Second, ten wrong guesses on the screen lock code wipes the phone.
But if you stop the counter from counting, you can exhaust the
possibilities in less than 24 hours if you have physical access to the phone.
So, you send the phone a software update with the counter disabled, so it
doesn't count. Then you try every possible lock code. QED,
"quite easily done," as my Mathematical Economics professor used to
say.
There
are some skeptics who say that Apple doesn’t allow updates without the screen
lock code. I believe this is
incorrect. The FBI has the physical
phone. According to the Internet documentation, you can update the Apple
5c by connecting it to an Apple computer and using Itunes. The screen
lock code is not required.
Others
objected that the lock codes would have to be entered through the touch screen
of the phone manually. I don’t think
that’s true either. Apple uses
subcontractors to manufacture the screen hardware. The specifications are
circulated to competing subcontractors. It would be relatively easy to
simulate screen input on a phone you can physically take apart and rewire to an
alternate input source.
Now
Apple is suing the FBI to force the disclosure of how the Feds unlocked the
Apple 5C phone. We do not need a lawsuit
or a law. Apple did not give the FBI a way to open the phone. The
FBI got Cellebrite, an Israeli technical company, to do it for them.
Now Apple wants the secret. There is no reason Cellebrite should be
forced to give Apple the results of Cellebrite's research. The FBI
probably signed a nondisclosure agreement with Cellebrite as part of the deal
to get the phone unlocked. The method is not the FBI's to give.

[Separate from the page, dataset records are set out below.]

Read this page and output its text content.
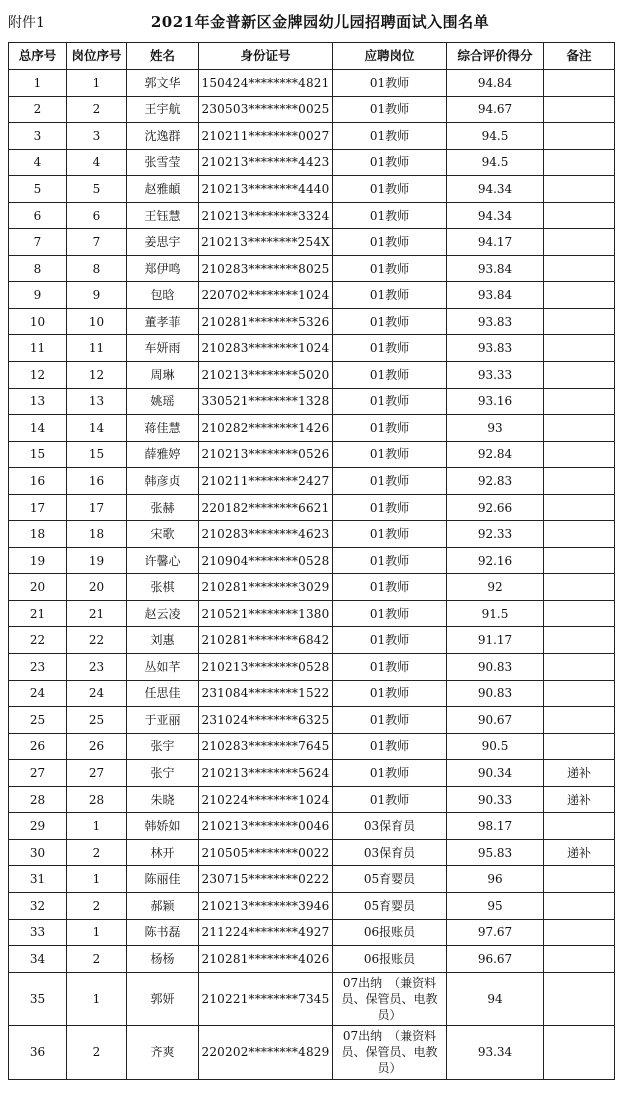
附件1	2021年金普新区金牌园幼儿园招聘面试入围名单
总序号	岗位序号	姓名	身份证号	应聘岗位	综合评价得分	备注
1	1	郭文华	150424********4821	01教师	94.84	
2	2	王宇航	230503********0025	01教师	94.67	
3	3	沈逸群	210211********0027	01教师	94.5	
4	4	张雪莹	210213********4423	01教师	94.5	
5	5	赵雅頔	210213********4440	01教师	94.34	
6	6	王钰慧	210213********3324	01教师	94.34	
7	7	姜思宇	210213********254X	01教师	94.17	
8	8	郑伊鸣	210283********8025	01教师	93.84	
9	9	包晗	220702********1024	01教师	93.84	
10	10	董孝菲	210281********5326	01教师	93.83	
11	11	车妍雨	210283********1024	01教师	93.83	
12	12	周琳	210213********5020	01教师	93.33	
13	13	姚瑶	330521********1328	01教师	93.16	
14	14	蒋佳慧	210282********1426	01教师	93	
15	15	薛雅婷	210213********0526	01教师	92.84	
16	16	韩彦贞	210211********2427	01教师	92.83	
17	17	张赫	220182********6621	01教师	92.66	
18	18	宋歌	210283********4623	01教师	92.33	
19	19	许馨心	210904********0528	01教师	92.16	
20	20	张棋	210281********3029	01教师	92	
21	21	赵云凌	210521********1380	01教师	91.5	
22	22	刘惠	210281********6842	01教师	91.17	
23	23	丛如芊	210213********0528	01教师	90.83	
24	24	任思佳	231084********1522	01教师	90.83	
25	25	于亚丽	231024********6325	01教师	90.67	
26	26	张宇	210283********7645	01教师	90.5	
27	27	张宁	210213********5624	01教师	90.34	递补
28	28	朱晓	210224********1024	01教师	90.33	递补
29	1	韩娇如	210213********0046	03保育员	98.17	
30	2	林开	210505********0022	03保育员	95.83	递补
31	1	陈丽佳	230715********0222	05育婴员	96	
32	2	郝颖	210213********3946	05育婴员	95	
33	1	陈书磊	211224********4927	06报账员	97.67	
34	2	杨杨	210281********4026	06报账员	96.67	
35	1	郭妍	210221********7345	07出纳　（兼资料员、保管员、电教员）	94	
36	2	齐爽	220202********4829	07出纳　（兼资料员、保管员、电教员）	93.34	
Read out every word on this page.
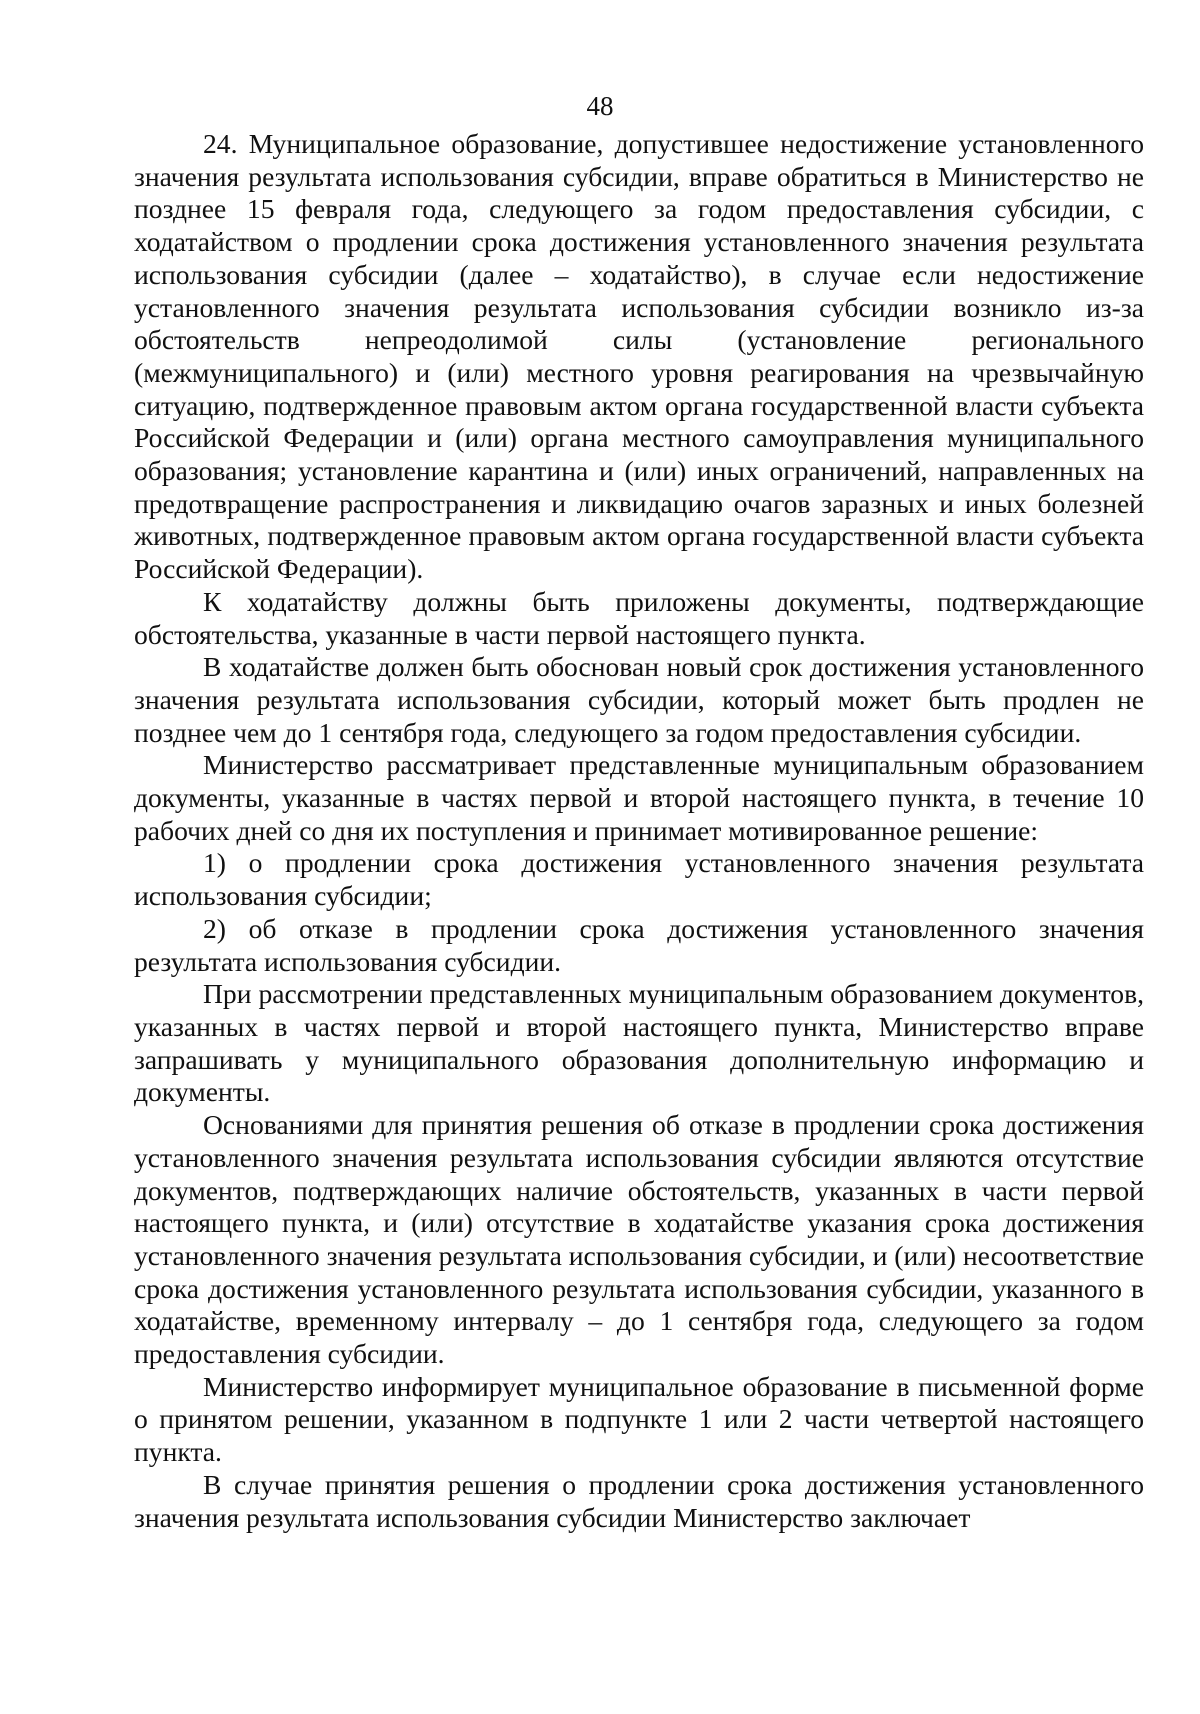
48

24. Муниципальное образование, допустившее недостижение установленного значения результата использования субсидии, вправе обратиться в Министерство не позднее 15 февраля года, следующего за годом предоставления субсидии, с ходатайством о продлении срока достижения установленного значения результата использования субсидии (далее – ходатайство), в случае если недостижение установленного значения результата использования субсидии возникло из-за обстоятельств непреодолимой силы (установление регионального (межмуниципального) и (или) местного уровня реагирования на чрезвычайную ситуацию, подтвержденное правовым актом органа государственной власти субъекта Российской Федерации и (или) органа местного самоуправления муниципального образования; установление карантина и (или) иных ограничений, направленных на предотвращение распространения и ликвидацию очагов заразных и иных болезней животных, подтвержденное правовым актом органа государственной власти субъекта Российской Федерации).

К ходатайству должны быть приложены документы, подтверждающие обстоятельства, указанные в части первой настоящего пункта.

В ходатайстве должен быть обоснован новый срок достижения установленного значения результата использования субсидии, который может быть продлен не позднее чем до 1 сентября года, следующего за годом предоставления субсидии.

Министерство рассматривает представленные муниципальным образованием документы, указанные в частях первой и второй настоящего пункта, в течение 10 рабочих дней со дня их поступления и принимает мотивированное решение:

1) о продлении срока достижения установленного значения результата использования субсидии;

2) об отказе в продлении срока достижения установленного значения результата использования субсидии.

При рассмотрении представленных муниципальным образованием документов, указанных в частях первой и второй настоящего пункта, Министерство вправе запрашивать у муниципального образования дополнительную информацию и документы.

Основаниями для принятия решения об отказе в продлении срока достижения установленного значения результата использования субсидии являются отсутствие документов, подтверждающих наличие обстоятельств, указанных в части первой настоящего пункта, и (или) отсутствие в ходатайстве указания срока достижения установленного значения результата использования субсидии, и (или) несоответствие срока достижения установленного результата использования субсидии, указанного в ходатайстве, временному интервалу – до 1 сентября года, следующего за годом предоставления субсидии.

Министерство информирует муниципальное образование в письменной форме о принятом решении, указанном в подпункте 1 или 2 части четвертой настоящего пункта.

В случае принятия решения о продлении срока достижения установленного значения результата использования субсидии Министерство заключает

Initially, I thought Apple should cooperate, but I've thought
about it and changed my mind. The pace of technology is going to make
this a constant race between the cryptographers and the decoders. I don't think
either side should have to reveal its methods to the other. In America we
litigate entirely too much. We don’t
need a court decision or a law on which side should have to give up their secrets
to the other. The law moves at a glacial
pace, taking decades or even hundreds of years to change. In one current example, the FCC is trying to
regulate the internet using a rule framework designed for regulating railroads
in 1887. We can avoid the paralysis of
the law for these cases. We can just let
the technical balance of power see saw back and forth on its own.